Bekannte Songs auf links gezogen
Zusammengefunden haben sie sich nicht weit von der Gruga, 1998 im Rüttenscheider Satiricon, das ja heute als Katakomben-Theater firmiert. Als Musiker bei einer Revue, bei der sie spielen mussten, was 1968 in den Charts war („Von Heintje über Heino zu Hendrix“), stellten sie fest, wie viel Spaß es machen kann, Stücke auf links zu drehen. „Und heute ist es so bekloppt, wie es ist“, sagt der eine Markus. „Richtig“, pflichtet der andere Markus bei. „Das könnt Ihr aber unmöglich so an die Öffentlichkeit bringen“, sagt Schlagzeuger Volker noch scherzhaft – aber da ist er schon überstimmt.
Bis heute bringen alle auch recht basisdemokratisch ihre Ideen mit ins Programm, was für eine enorme Bandbreite sorgt: Von der bayrischen Band mit Kuhglocken über eine Nummer, bei der Reinhard May auf Scooters-Technogetrampel trifft bis hin zu Michael Jacksons „Beat it“, geschlagen mit so genannten Boom-Whacker-Sticks auf den eigenen Oberschenkeln. „Die Instrumente, die wir noch nicht hatten und beherrscht haben, die haben wir uns dann selbst beigebracht. Und sei es nur für eine einzige Nummer.“ So kommt es, dass Butterfahrt 5 oft mit großem Gepäck reisen, obwohl... Bis auf die Pauke und die Tuba ist es einfach unglaublich viel Kleinzeug, das gar nicht so viel Platz nimmt. „Bei einer Nummer spielen wir fünf Kinder-Xylophone“, sagt Volker. So etwas wiegt natürlich nicht viel – und die Leute haben trotzdem den Eindruck, dass das Gepäck gewaltig sein muss. „Irgendwann kam der Spruch von Robert: Ab 40 werd’ ich nichts mehr schleppen“, führt er weiter aus, „und letztlich ist etwas Wahres dran, so dass wir gesagt haben: Wir reduzieren.“ Vorbei also die Zeit des bleischweren Dieter-Bohlen-Umhängekeyboards mit dem wackligen Klinkenstecker.
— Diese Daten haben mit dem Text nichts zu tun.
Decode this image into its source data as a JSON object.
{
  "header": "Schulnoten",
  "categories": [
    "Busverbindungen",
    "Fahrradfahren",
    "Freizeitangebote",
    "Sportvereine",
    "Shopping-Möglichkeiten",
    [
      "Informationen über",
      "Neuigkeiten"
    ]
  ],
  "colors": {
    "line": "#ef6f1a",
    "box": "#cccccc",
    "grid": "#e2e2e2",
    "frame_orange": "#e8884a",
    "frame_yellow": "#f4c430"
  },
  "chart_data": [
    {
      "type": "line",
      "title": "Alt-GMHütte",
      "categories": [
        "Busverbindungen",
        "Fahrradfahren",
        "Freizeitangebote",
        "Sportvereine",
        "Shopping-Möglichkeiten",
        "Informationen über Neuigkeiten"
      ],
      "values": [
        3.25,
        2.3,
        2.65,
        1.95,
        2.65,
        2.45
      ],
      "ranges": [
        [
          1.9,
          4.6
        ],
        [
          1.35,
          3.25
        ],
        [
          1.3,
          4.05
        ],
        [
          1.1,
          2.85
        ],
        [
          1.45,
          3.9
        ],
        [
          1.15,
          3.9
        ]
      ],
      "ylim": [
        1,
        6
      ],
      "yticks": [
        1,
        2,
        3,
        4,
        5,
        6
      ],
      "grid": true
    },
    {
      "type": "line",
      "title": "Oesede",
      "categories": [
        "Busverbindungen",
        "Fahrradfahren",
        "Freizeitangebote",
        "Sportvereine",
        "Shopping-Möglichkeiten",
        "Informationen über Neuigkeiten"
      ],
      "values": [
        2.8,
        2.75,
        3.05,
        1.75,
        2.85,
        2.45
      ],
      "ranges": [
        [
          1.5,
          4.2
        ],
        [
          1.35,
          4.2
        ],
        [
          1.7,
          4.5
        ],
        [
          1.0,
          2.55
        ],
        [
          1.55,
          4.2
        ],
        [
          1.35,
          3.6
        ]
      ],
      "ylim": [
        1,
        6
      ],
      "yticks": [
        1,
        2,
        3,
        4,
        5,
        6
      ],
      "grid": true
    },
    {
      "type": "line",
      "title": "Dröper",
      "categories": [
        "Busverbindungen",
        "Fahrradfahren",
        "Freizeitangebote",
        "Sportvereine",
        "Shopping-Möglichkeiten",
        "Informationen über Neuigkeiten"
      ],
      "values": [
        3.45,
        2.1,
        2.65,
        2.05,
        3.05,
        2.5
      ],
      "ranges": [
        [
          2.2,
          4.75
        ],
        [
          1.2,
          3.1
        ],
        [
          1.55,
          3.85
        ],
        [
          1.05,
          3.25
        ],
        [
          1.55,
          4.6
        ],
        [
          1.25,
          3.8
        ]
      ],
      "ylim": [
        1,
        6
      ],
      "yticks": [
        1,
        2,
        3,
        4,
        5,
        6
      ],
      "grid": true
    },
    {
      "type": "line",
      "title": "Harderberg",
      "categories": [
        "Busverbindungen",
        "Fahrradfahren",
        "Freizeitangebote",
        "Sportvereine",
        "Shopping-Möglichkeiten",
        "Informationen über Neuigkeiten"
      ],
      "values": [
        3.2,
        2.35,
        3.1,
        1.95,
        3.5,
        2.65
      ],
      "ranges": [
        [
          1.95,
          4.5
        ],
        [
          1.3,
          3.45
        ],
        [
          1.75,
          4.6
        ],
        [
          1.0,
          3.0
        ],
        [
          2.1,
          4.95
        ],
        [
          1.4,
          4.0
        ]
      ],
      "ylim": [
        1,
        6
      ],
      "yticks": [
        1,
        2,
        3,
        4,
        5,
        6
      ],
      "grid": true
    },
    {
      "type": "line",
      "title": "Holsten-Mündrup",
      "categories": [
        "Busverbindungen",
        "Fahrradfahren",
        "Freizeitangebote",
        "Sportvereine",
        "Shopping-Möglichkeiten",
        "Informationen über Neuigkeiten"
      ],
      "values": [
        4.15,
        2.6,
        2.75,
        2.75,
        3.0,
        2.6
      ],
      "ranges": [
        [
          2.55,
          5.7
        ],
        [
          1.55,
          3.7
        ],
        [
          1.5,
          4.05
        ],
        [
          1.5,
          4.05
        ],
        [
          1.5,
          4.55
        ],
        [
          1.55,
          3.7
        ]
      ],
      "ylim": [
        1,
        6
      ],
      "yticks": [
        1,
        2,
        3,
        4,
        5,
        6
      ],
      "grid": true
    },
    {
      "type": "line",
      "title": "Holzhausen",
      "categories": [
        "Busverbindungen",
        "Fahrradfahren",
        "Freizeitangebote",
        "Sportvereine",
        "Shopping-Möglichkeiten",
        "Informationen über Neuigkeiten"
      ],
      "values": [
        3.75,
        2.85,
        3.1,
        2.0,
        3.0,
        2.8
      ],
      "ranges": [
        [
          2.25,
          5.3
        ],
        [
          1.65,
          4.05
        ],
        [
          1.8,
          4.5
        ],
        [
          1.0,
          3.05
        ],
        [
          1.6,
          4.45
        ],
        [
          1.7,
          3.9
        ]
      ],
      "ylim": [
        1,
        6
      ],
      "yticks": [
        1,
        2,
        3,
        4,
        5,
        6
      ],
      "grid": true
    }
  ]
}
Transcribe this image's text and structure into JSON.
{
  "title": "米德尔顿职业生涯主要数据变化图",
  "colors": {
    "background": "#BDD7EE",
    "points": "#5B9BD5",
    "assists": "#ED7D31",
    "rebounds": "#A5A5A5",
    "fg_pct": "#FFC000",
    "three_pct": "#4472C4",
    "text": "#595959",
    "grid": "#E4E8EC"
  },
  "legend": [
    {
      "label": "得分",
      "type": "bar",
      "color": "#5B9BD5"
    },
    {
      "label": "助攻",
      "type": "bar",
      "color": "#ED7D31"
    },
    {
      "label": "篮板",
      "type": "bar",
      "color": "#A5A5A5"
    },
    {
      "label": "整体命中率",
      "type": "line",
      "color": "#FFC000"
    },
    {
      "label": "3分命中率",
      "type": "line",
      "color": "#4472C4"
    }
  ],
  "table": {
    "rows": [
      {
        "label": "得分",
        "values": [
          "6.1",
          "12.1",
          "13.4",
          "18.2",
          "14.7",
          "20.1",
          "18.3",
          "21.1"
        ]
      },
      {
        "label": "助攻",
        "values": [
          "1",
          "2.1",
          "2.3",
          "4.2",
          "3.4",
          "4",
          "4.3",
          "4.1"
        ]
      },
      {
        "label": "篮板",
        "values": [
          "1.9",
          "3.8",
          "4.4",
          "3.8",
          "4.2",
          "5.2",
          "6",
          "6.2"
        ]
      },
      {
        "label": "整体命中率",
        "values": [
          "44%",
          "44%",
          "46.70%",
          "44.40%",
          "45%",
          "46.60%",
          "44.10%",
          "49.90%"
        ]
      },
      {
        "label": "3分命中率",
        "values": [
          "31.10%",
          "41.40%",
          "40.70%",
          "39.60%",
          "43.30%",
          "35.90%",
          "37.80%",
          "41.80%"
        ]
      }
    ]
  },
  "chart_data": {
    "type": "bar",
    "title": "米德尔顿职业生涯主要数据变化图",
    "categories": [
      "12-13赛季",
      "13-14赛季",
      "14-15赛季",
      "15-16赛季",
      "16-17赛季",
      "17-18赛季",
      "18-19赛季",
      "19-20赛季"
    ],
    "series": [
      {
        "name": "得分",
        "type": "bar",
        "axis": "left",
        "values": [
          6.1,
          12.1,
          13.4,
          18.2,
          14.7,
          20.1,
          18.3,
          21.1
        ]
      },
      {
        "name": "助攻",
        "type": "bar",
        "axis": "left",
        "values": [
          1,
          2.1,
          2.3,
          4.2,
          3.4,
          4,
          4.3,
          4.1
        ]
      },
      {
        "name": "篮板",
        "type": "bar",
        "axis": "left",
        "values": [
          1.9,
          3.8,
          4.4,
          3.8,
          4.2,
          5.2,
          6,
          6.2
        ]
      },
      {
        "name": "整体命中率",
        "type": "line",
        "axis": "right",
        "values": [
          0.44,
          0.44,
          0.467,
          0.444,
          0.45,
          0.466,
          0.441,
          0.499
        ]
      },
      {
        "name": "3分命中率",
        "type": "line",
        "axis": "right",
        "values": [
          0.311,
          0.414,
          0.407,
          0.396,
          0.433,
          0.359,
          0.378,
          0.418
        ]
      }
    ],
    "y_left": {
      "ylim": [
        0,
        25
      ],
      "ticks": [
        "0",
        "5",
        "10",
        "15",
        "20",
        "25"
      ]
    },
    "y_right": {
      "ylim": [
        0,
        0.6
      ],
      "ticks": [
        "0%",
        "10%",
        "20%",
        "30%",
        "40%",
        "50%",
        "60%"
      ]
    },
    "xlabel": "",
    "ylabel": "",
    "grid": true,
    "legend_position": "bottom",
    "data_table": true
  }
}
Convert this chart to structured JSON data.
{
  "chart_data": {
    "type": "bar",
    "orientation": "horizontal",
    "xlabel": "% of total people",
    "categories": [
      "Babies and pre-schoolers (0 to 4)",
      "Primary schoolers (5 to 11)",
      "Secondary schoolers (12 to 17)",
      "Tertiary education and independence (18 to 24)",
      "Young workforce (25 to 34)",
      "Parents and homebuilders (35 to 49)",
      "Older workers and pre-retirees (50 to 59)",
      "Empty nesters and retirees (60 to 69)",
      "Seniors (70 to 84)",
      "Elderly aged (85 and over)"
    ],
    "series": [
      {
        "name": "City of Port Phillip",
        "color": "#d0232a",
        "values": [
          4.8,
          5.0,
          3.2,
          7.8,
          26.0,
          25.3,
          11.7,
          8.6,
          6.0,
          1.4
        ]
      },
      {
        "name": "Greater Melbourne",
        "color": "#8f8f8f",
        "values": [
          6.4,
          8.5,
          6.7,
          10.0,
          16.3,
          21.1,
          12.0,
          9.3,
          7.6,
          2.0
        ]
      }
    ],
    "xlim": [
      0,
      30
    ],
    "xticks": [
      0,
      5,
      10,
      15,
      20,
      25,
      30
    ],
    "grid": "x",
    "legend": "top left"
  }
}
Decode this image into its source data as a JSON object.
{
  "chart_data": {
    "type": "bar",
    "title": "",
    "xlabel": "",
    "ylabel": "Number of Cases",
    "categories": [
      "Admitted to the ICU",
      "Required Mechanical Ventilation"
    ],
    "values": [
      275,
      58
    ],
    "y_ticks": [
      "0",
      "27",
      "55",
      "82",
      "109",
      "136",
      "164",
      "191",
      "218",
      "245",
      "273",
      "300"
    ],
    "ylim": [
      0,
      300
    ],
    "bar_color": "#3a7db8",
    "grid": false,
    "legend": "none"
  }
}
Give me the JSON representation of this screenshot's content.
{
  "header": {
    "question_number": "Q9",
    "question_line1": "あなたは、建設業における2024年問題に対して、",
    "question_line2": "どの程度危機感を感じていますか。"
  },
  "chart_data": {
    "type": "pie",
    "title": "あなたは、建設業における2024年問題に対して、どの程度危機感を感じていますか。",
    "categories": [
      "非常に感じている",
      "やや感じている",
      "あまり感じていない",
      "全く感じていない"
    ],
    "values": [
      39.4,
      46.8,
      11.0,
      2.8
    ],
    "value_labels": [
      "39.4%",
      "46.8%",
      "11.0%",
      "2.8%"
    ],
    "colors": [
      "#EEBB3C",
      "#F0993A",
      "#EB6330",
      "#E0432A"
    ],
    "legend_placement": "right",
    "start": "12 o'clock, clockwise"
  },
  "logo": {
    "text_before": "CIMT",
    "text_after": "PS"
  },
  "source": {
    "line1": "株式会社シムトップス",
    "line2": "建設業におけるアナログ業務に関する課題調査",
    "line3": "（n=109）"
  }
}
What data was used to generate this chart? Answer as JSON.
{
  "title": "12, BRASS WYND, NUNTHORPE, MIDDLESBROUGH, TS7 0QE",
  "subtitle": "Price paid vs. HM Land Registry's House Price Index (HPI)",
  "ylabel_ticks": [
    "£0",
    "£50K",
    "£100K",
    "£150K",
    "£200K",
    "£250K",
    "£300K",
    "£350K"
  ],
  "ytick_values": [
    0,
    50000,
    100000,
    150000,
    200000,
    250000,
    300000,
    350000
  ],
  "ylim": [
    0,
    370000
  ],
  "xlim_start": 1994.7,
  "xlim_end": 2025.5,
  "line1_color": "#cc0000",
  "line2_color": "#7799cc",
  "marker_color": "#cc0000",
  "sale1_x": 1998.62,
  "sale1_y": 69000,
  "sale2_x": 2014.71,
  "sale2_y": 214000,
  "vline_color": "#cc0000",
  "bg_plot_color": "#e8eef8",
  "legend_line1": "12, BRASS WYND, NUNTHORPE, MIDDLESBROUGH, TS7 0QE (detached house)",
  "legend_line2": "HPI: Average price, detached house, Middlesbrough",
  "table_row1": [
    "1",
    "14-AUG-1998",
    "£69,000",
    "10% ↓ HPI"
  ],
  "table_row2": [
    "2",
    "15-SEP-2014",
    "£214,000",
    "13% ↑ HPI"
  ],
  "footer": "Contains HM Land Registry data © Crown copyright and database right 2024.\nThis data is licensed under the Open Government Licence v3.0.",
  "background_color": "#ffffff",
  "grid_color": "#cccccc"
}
Dem Spaß hat das keinen Abbruch getan: Gern kolportiert die Band noch immer, dass sie sich eigentlich „Wurstwasser 4“ oder „Altes Nervenleiden Oktett“ nennen wollte, dann aber feststellt, dass das für eine Fünf-Mann-Truppe ein etwas irritierender Name sein könnte.
Ob es nun klappt, als Aushilfs-Schwermetaller in der Gruga zu landen? Naja, eigentlich kommt es darauf gar nicht an, aber harte Musik bietet natürlich eine exzellente komödiantische Fallhöhe. „Heavy Metal ist so schön klischeehaft und hat auch diese gewollte Aggressivität und dieses Böse. Wenn man das dann auf Blockflöten, Keyboards oder sonstwas reduziert, dann erzeugt das ja praktisch schon von selbst Humor. Wir haben früher auch den ,Final Countdown’ von Europe gespielt – als Polka“, erzählt Volker, der zur perfekten Imitation wohl noch ein bisschen Haarspray in seine üppigen Locken pfeffern müsste. Ihre Visitenkarte haben Butterfahrt 5 jetzt jedenfalls abgegeben. Ob es zu einer Metal-Karriere reicht, die bis nach Wacken führt...? Heino hätte damit ja auch nicht gerechnet.